3 dakika sonra herkes şaşkına döndü.
5 dakika sonra, kayboldular.
Yarışması başarısız oldu!
Su Hao kazandı.
“Başarısız mısın?”
Zheng Tai anında kovuldu. Boş gözlerle önüne bakarak, ne olduğunu sordu kendi kendine?
Başından sonuna kadar Su Hao’yu hiç görmemişti. 5 dakika içinde bu haritayı on defadan fazla aramıştı ama Su Hao’nun bir gölgesi bile görülememişti.
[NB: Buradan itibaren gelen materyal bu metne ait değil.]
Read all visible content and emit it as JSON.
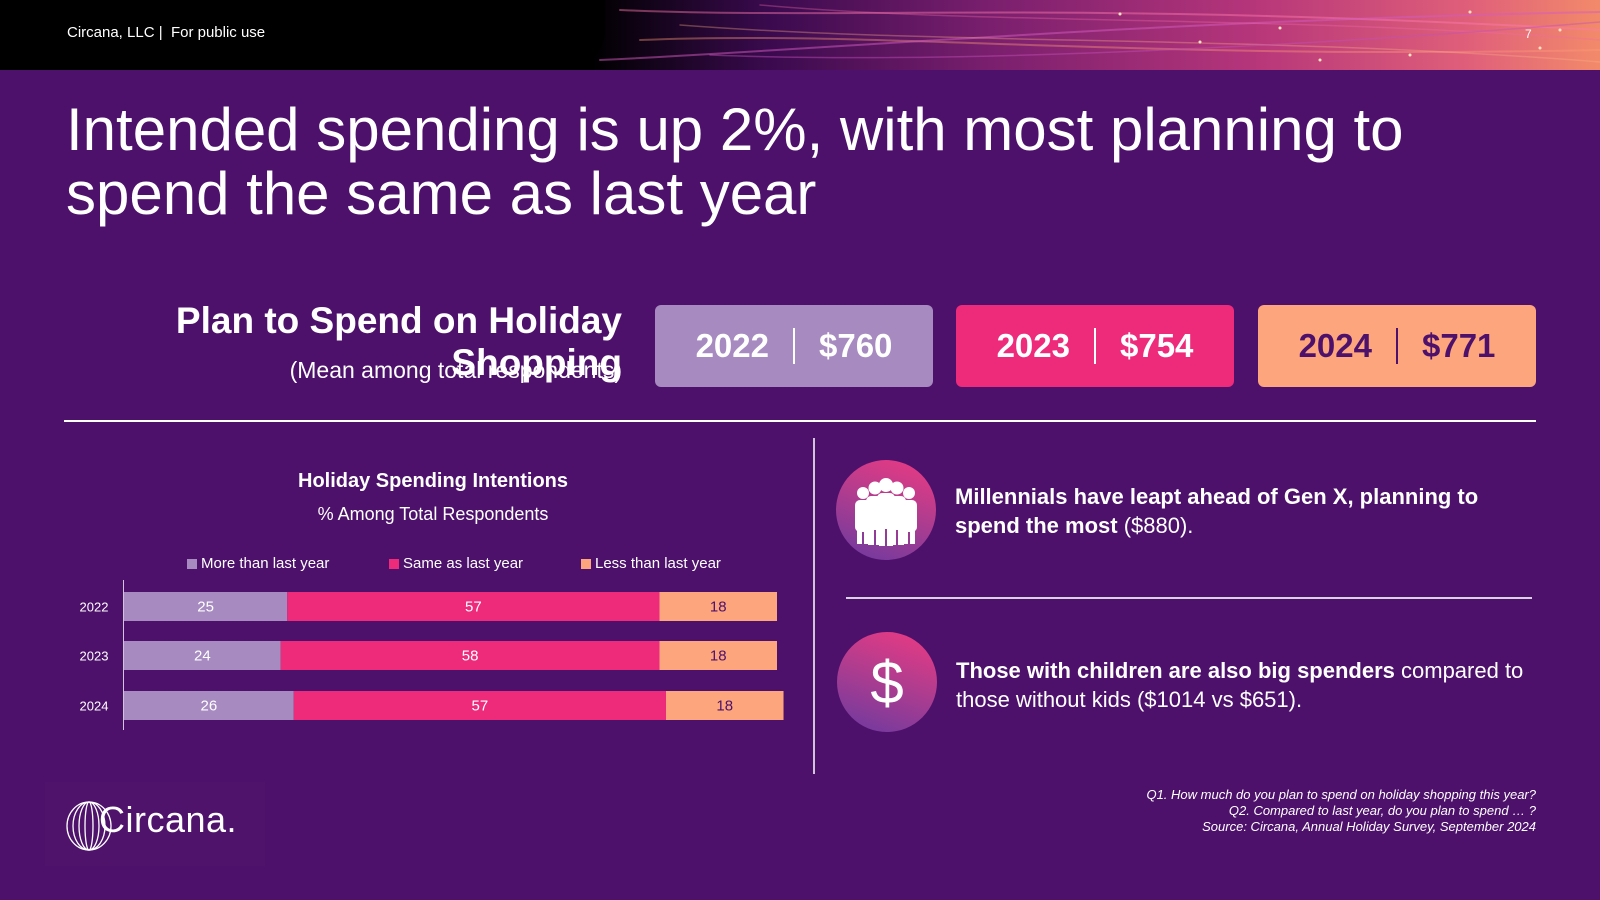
{
  "header": {
    "confidentiality": "Circana, LLC |  For public use",
    "page_number": "7"
  },
  "headline": "Intended spending is up 2%, with most planning to spend the same as last year",
  "plan": {
    "title": "Plan to Spend on Holiday Shopping",
    "subtitle": "(Mean among total respondents)",
    "cards": [
      {
        "year": "2022",
        "amount": "$760",
        "color": "#a68ac0"
      },
      {
        "year": "2023",
        "amount": "$754",
        "color": "#ee2a7b"
      },
      {
        "year": "2024",
        "amount": "$771",
        "color": "#fda57d"
      }
    ]
  },
  "chart_data": {
    "type": "bar",
    "orientation": "horizontal",
    "stacked": true,
    "title": "Holiday Spending Intentions",
    "subtitle": "% Among Total Respondents",
    "categories": [
      "2022",
      "2023",
      "2024"
    ],
    "series": [
      {
        "name": "More than last year",
        "values": [
          25,
          24,
          26
        ],
        "color": "#a68ac0",
        "label_color": "#ffffff"
      },
      {
        "name": "Same as last year",
        "values": [
          57,
          58,
          57
        ],
        "color": "#ee2a7b",
        "label_color": "#ffffff"
      },
      {
        "name": "Less than last year",
        "values": [
          18,
          18,
          18
        ],
        "color": "#fda57d",
        "label_color": "#4d116b"
      }
    ],
    "xlim": [
      0,
      100
    ],
    "legend": "top",
    "grid": false
  },
  "insights": [
    {
      "icon": "people-group-icon",
      "bold": "Millennials have leapt ahead of Gen X, planning to spend the most",
      "rest": " ($880)."
    },
    {
      "icon": "dollar-sign-icon",
      "bold": "Those with children are also big spenders",
      "rest": " compared to those without kids ($1014 vs $651)."
    }
  ],
  "logo": {
    "text": "Circana."
  },
  "source_notes": [
    "Q1. How much do you plan to spend on holiday shopping this year?",
    "Q2. Compared to last year, do you plan to spend … ?",
    "Source: Circana, Annual Holiday Survey, September 2024"
  ]
}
Halk üzüntü içinde ekrana baktı.
Özellikle Su Hao ve Zheng Tai’nin aralarında bir duvar varken birbirlerinin yanından geçtiklerini gördüklerinde gerçekten çaresiz hissettiler. Şu anda, eğer Su Hao’ya geri zekalı demeye cüret eden biri varsa, o zaman o kişi gerçek bir aptaldı. Başından sonuna kadar, Su Hao ve Zheng Tai hiç tanışmamıştı.
Tesadüf mü?
Buna kim inanır ki?
Bu kadar küçük bir harita, 10 saniye birbirinize rastlamak için fazlasıyla yeterli olmalı.
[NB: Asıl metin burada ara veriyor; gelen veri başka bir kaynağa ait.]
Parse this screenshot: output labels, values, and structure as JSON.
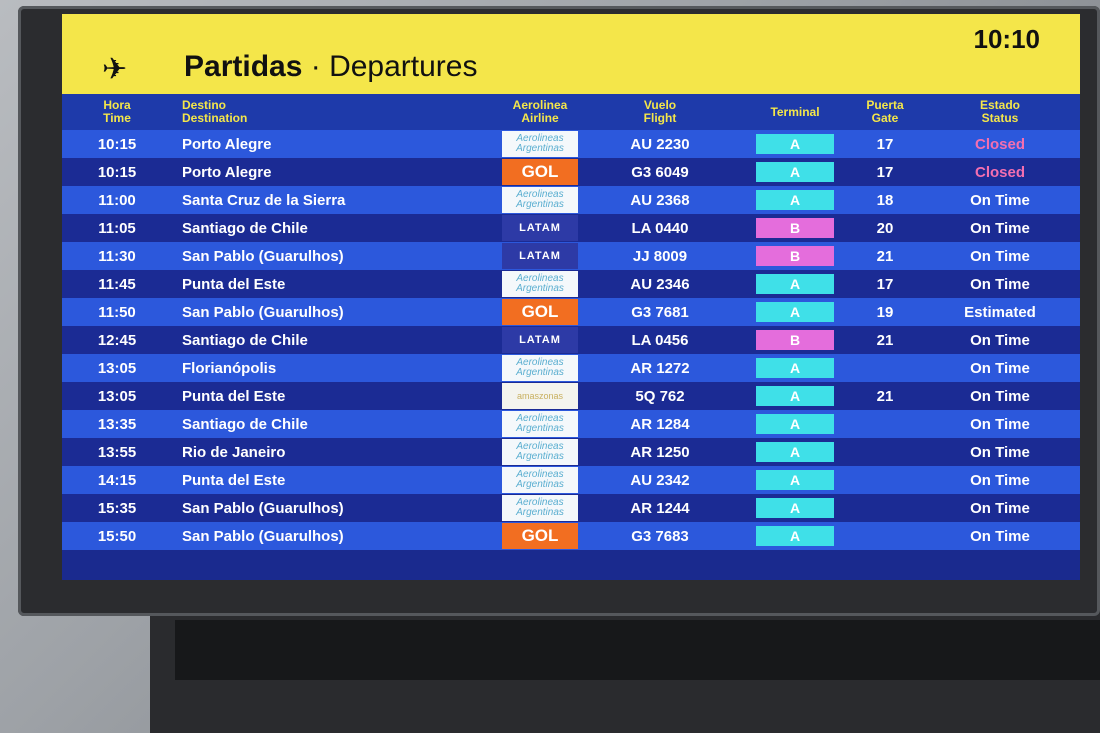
{
  "header": {
    "plane_icon": "departing-plane-icon",
    "title_es": "Partidas",
    "separator": "·",
    "title_en": "Departures",
    "clock": "10:10"
  },
  "columns": {
    "time_es": "Hora",
    "time_en": "Time",
    "dest_es": "Destino",
    "dest_en": "Destination",
    "airline_es": "Aerolinea",
    "airline_en": "Airline",
    "flight_es": "Vuelo",
    "flight_en": "Flight",
    "terminal": "Terminal",
    "gate_es": "Puerta",
    "gate_en": "Gate",
    "status_es": "Estado",
    "status_en": "Status"
  },
  "colors": {
    "header_yellow": "#f4e64a",
    "row_light": "#2c58dc",
    "row_dark": "#1b2b94",
    "terminal_a": "#3fe0e8",
    "terminal_b": "#e46ddc",
    "closed": "#f36fb0"
  },
  "airlines": {
    "ar": "Aerolineas Argentinas",
    "gol": "GOL",
    "latam": "LATAM",
    "amz": "amaszonas"
  },
  "flights": [
    {
      "time": "10:15",
      "dest": "Porto Alegre",
      "airline": "ar",
      "flight": "AU 2230",
      "terminal": "A",
      "gate": "17",
      "status": "Closed"
    },
    {
      "time": "10:15",
      "dest": "Porto Alegre",
      "airline": "gol",
      "flight": "G3 6049",
      "terminal": "A",
      "gate": "17",
      "status": "Closed"
    },
    {
      "time": "11:00",
      "dest": "Santa Cruz de la Sierra",
      "airline": "ar",
      "flight": "AU 2368",
      "terminal": "A",
      "gate": "18",
      "status": "On Time"
    },
    {
      "time": "11:05",
      "dest": "Santiago de Chile",
      "airline": "latam",
      "flight": "LA 0440",
      "terminal": "B",
      "gate": "20",
      "status": "On Time"
    },
    {
      "time": "11:30",
      "dest": "San Pablo (Guarulhos)",
      "airline": "latam",
      "flight": "JJ 8009",
      "terminal": "B",
      "gate": "21",
      "status": "On Time"
    },
    {
      "time": "11:45",
      "dest": "Punta del Este",
      "airline": "ar",
      "flight": "AU 2346",
      "terminal": "A",
      "gate": "17",
      "status": "On Time"
    },
    {
      "time": "11:50",
      "dest": "San Pablo (Guarulhos)",
      "airline": "gol",
      "flight": "G3 7681",
      "terminal": "A",
      "gate": "19",
      "status": "Estimated"
    },
    {
      "time": "12:45",
      "dest": "Santiago de Chile",
      "airline": "latam",
      "flight": "LA 0456",
      "terminal": "B",
      "gate": "21",
      "status": "On Time"
    },
    {
      "time": "13:05",
      "dest": "Florianópolis",
      "airline": "ar",
      "flight": "AR 1272",
      "terminal": "A",
      "gate": "",
      "status": "On Time"
    },
    {
      "time": "13:05",
      "dest": "Punta del Este",
      "airline": "amz",
      "flight": "5Q 762",
      "terminal": "A",
      "gate": "21",
      "status": "On Time"
    },
    {
      "time": "13:35",
      "dest": "Santiago de Chile",
      "airline": "ar",
      "flight": "AR 1284",
      "terminal": "A",
      "gate": "",
      "status": "On Time"
    },
    {
      "time": "13:55",
      "dest": "Rio de Janeiro",
      "airline": "ar",
      "flight": "AR 1250",
      "terminal": "A",
      "gate": "",
      "status": "On Time"
    },
    {
      "time": "14:15",
      "dest": "Punta del Este",
      "airline": "ar",
      "flight": "AU 2342",
      "terminal": "A",
      "gate": "",
      "status": "On Time"
    },
    {
      "time": "15:35",
      "dest": "San Pablo (Guarulhos)",
      "airline": "ar",
      "flight": "AR 1244",
      "terminal": "A",
      "gate": "",
      "status": "On Time"
    },
    {
      "time": "15:50",
      "dest": "San Pablo (Guarulhos)",
      "airline": "gol",
      "flight": "G3 7683",
      "terminal": "A",
      "gate": "",
      "status": "On Time"
    }
  ]
}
Yine de tam 5 dakika ve birbirleriyle tanışmadılar. Haritayı seçenin Su Hao olduğundan bahsetmiyorum bile. Bu gerçek, halkın gözünde Su Hao’ya gizemli bir aura kattı.
Özellikle ilk onda yer alanların göz bebekleri kasıldı.
Bu durumla karşılaşırlarsa, meydan okumalarında başarılı olabilirler miydi? Ya meydan okumaları sırasında Su Hao bu numarayı oynarsa? Bu Su Hao’nun bir numara pozisyonunun zaten onun elinde olduğu anlamına gelmiyor muydu?
Zihinleri aniden soğudu. Su Hao’nun bu hilesi kırılmadığı sürece, kesinlikle ona meydan okumaya kalkışmamalıydılar.
Su Hao’nun ilk meydan okuması, Su Hao’nun kısa bir süre için meydan okumadan güvende olmasına neden oldu.
Sis Şehri’nden Çıkış.
Su Hao az önce savaşı tekrarladı. Zheng Tai’nin suikastına baktıktan sonra aklı şaşırdı. Neyse ki, Zheng Tai ile kafa kafaya yüzleşmeyi planlamamıştı, aksi takdirde kimin galip geleceği belirsiz olacaktı. Sınıflık * bir yetenek bile, bir çimdikte bir kez bile hata yapmayacağını garanti edemezdi.
İlk savaş başarıyla temizlendi. nywebnovel.com Savaşın başından beri, Zheng Tai başarısız olmaya mahkumdu.
Hayatının belirtilerini silemezse, aksi takdirde haritadaki o kocaman kırmızı nokta asla kaybolmazdı. 2D haritasıyla kamuflaj kullanmaya çalışmak sadece bir şakaydı.
Birinci olmanın avantajı artık çok açıktı.
Su Hao kolayca kazandı.
“9 tane daha var.”
Su Hao sessizce hesapladı.
Ancak, birkaç dakika sonra, ilk on arasındaki savaş nihayet devam etti. Hai Hun, 6. sıradaki adaya meydan okudu. Ming Feng 7. derece adaya meydan okuyordu ve daha da şok edici olan şey 8. derece adayın Tian Zi’ye meydan okumasıydı. Bir süre için ekran aksiyonla doldu.
Önceki maçtaki tesadüf ve kaza, yeteneklerini saklamayı benimsemelerinden kaynaklanıyordu.
Ve bu aşamada saklanmaya gerek yoktu. Hai Hun, Ming Feng ve Tian Zi’nin yeteneklerinin tamamen halka açık olduğu söylenebilirdi.
Hai Hun’un yeteneği ortaya çıktığında büyük bir kargaşaya neden oldu.